Aquella puesta en escena preelectoral de los novedosos estilosos y estilistas, anticasta, de una renovadora política propia del país de las maravillas, fue acogida con fervoroso alborozo por algunos, pero las urnas nos dieron unas pascuas atragantadas por el enorme polvorón del insólito escrutinio –lo hemos comprobado– que a unos días de que finalice el tiempo reglamentario el ‘tutti frutti’ político, es incapaz de negociar y ponerse de acuerdo para formar gobierno en España.
Predicen, los iniciáticos oráculos, que el mapa político ante unas nuevas elecciones generales, la geográfica territorialidad de los consabidos aspirantes quedaría, más menos, tal como hoy.
Elecciones, ¿para qué? No parece, a priori, una solución por diversas razones la convocatoria de otra consulta, cuyos resultados se antojan gemelos con los obtenidos en diciembre. Conformar un gobierno será, muy probablemente, bastante más difícil que en la actual situación, salvo que se entiendan tirios y troyanos en esa alineación planetaria de la que en estado de éxtasis habló en su día aquella inefable ministra de la era zapatera.
Los partidos políticos, en mayor o menor responsabilidad, han demostrado manifiestamente una incompetencia absoluta, anteponiendo sus réditos frente a los intereses del Estado. En ese sentido margino a la formación Podemos, de Pablo Iglesias, porque es evidente que el Estado es lo que menos le importa. Tenemos ejemplos diarios de conductas de dudosa legalidad y antidemocráticas de sus dirigentes en diferentes comunidades españolas donde, por desgracia, han anidado. Pero el Partido Socialista, configurado por Pedro Sánchez, ha vetado, desde el primer momento al Partido Popular, aun siendo el partido más votado, para un acuerdo de gobierno incluso con invitados. Inexplicable y absurda actitud, que tampoco es compartida por muchos dirigentes solventes socialistas, entre otras razonables
reflexiones porque la columna vertebral ideológica de ésta tierra pasa, fundamentalmente, por dos caminos que alimentan el espíritu del centro derecha y el centro izquierda de la ciudadanía. Lo demás, sin perdón, es residual y nada ejemplarizante. La brujería de los futurólogos apuesta ante una nueva llamada
a las urnas, porque el PP se quede como el paralítico que se fue a Lourdes y, ante un inevitable accidente mortal, pedía a la Virgen quedarse como estaba. Que Podemos con el Partido Comunista y las marcas blancas se eleven en un ligero ascensor en la segunda posición –apasionante premonición–, el Partido Socialista bajaría las escaleras mecánicas de la tozudez y el grupúsculo de Albert Rivera, quedaría
como un celaje disipándose en el horizonte político.
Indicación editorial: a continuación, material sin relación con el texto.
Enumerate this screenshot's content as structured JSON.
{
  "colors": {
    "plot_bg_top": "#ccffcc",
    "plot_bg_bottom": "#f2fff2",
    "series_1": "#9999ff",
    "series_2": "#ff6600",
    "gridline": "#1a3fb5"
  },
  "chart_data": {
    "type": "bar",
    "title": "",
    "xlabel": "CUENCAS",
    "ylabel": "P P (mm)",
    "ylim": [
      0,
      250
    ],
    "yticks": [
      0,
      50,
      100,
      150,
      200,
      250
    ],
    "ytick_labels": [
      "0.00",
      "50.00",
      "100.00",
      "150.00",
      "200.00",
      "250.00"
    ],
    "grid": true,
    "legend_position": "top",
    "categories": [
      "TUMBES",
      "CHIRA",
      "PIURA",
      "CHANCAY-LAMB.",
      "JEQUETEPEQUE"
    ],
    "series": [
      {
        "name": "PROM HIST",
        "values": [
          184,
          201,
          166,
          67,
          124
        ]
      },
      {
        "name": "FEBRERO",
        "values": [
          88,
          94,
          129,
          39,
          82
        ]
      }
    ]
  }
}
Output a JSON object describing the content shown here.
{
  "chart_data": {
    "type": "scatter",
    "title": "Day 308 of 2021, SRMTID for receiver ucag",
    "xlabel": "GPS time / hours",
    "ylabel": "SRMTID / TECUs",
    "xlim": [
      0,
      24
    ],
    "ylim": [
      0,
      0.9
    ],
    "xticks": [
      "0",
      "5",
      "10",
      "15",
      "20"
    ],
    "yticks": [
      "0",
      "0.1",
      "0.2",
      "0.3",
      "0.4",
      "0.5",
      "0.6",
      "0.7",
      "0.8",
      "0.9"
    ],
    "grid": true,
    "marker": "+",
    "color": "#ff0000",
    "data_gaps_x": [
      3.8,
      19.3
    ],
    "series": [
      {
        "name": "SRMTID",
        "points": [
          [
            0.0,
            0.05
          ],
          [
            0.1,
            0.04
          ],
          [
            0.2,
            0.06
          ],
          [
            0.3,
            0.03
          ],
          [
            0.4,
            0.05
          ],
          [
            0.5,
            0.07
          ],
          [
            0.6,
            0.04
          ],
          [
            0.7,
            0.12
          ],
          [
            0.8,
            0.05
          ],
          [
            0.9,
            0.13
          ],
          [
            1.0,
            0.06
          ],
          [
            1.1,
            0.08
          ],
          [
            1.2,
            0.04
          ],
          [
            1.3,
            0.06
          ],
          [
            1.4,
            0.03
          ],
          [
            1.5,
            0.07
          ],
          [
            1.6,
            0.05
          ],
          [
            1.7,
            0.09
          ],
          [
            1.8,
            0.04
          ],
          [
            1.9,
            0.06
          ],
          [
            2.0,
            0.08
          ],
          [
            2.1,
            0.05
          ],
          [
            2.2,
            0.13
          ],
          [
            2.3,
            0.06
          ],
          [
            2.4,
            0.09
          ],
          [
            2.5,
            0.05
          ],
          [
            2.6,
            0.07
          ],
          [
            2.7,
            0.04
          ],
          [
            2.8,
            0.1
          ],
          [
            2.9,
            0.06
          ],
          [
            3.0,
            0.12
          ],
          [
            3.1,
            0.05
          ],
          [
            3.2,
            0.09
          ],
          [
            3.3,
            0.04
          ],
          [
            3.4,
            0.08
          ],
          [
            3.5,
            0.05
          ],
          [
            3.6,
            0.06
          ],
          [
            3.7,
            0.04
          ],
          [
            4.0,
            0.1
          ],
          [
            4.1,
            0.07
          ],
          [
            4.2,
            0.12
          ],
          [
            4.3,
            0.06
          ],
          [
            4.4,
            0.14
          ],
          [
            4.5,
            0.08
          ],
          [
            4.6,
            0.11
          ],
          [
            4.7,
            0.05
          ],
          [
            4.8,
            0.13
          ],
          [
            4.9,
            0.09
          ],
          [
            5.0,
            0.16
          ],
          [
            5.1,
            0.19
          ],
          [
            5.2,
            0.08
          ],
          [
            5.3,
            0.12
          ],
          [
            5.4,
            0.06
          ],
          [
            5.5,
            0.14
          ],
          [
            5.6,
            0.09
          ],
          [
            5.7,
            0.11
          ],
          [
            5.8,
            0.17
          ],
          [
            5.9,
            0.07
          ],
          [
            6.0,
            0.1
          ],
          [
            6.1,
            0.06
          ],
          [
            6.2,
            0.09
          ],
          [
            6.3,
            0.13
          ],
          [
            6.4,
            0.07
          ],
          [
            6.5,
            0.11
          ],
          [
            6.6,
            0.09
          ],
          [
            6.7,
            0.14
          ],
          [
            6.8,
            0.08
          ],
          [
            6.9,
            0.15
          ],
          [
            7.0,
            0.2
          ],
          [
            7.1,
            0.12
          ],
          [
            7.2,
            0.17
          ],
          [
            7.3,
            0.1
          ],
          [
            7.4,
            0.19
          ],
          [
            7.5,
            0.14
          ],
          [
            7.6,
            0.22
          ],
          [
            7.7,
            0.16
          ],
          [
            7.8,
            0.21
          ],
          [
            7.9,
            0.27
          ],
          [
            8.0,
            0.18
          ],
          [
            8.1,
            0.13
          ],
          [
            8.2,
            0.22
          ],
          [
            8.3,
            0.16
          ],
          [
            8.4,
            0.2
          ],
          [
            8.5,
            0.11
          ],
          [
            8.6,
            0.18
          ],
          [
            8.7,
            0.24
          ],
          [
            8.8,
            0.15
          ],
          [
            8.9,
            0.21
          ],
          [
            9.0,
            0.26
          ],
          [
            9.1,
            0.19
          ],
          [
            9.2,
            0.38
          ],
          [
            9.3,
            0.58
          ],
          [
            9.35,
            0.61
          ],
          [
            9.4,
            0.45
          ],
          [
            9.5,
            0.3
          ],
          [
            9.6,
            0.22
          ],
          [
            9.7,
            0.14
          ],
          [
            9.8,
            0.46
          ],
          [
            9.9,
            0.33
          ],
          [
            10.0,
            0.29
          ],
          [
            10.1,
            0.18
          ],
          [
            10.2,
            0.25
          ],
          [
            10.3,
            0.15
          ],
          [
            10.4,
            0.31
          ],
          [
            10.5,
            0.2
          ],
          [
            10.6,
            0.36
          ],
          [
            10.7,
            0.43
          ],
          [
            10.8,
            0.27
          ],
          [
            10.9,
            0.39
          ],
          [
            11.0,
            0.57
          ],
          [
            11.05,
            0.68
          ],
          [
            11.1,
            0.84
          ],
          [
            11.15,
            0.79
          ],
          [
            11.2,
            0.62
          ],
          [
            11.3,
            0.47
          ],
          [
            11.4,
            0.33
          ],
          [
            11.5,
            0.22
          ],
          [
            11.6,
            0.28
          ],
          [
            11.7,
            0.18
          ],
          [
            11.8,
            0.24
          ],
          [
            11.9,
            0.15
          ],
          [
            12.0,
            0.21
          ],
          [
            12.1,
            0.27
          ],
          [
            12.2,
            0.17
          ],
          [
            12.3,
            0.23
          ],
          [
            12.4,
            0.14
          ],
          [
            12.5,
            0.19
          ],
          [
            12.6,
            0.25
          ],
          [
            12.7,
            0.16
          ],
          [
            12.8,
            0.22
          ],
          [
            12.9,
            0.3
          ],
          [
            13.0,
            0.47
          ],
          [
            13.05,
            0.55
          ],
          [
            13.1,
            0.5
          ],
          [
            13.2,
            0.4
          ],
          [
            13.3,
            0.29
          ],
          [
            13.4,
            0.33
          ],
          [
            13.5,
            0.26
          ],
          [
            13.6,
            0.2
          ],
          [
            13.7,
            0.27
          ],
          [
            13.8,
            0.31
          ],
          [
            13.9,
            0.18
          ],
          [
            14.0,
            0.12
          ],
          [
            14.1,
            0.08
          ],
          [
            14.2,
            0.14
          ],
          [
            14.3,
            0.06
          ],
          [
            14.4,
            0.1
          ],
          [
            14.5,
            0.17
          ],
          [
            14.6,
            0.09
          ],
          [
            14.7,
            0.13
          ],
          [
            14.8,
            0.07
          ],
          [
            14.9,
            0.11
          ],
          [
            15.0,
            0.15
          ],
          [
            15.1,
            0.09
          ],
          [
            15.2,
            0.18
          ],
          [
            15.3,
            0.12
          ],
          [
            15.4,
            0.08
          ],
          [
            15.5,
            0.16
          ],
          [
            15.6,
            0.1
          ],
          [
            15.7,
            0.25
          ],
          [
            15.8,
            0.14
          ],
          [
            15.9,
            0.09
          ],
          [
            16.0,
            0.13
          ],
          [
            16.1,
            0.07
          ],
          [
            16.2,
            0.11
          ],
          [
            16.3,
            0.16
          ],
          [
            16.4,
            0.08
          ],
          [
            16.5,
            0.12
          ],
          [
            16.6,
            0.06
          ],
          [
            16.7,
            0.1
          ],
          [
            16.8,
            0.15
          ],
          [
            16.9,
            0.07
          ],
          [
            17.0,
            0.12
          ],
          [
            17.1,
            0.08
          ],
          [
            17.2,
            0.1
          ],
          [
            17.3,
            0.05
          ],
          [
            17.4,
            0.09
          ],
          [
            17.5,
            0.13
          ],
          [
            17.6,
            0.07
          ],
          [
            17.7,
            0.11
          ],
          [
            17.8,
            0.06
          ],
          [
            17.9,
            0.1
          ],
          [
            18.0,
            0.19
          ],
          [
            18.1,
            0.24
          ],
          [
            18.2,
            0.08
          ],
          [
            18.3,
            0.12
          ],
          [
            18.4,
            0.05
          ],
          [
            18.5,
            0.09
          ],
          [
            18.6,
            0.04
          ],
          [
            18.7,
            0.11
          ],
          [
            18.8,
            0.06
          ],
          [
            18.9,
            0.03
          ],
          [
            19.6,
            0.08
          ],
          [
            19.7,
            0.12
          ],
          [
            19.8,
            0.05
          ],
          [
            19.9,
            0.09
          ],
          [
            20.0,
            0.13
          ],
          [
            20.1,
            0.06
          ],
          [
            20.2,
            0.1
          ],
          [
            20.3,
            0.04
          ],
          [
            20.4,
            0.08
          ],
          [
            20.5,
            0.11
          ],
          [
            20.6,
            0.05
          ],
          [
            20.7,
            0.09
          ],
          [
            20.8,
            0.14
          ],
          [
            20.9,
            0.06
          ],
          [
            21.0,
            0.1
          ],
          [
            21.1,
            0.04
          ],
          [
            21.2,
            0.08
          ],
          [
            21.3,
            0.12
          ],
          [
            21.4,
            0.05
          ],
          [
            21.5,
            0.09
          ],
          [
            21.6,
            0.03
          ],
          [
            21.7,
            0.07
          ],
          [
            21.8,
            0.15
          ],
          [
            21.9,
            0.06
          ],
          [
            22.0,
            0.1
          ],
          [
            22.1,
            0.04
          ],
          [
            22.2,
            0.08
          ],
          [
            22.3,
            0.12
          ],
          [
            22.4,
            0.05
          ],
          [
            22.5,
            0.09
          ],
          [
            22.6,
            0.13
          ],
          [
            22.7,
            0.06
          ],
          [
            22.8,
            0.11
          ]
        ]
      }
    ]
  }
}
La gran mayoría de los ciudadanos se siente frustrada, desmotivada, harta. No creo que una irremediable llamada a las urnas provoque mucho entusiasmo popular. La actitud de Pedro Sánchez ni se entiende ni será entendida por muchos. Espero que nadie ni nada rompa el hilo conductor de una sociedad que se comprometió y ha venido trabajando por un país que selló, un presente y un futuro democrático. Habrá
que modificar, muchas cosas, sin duda. Hay que regenerar el tablero del ajedrez político, pero evitando el jaque mate que intenta imponer la dictadura de una minoría corrosiva.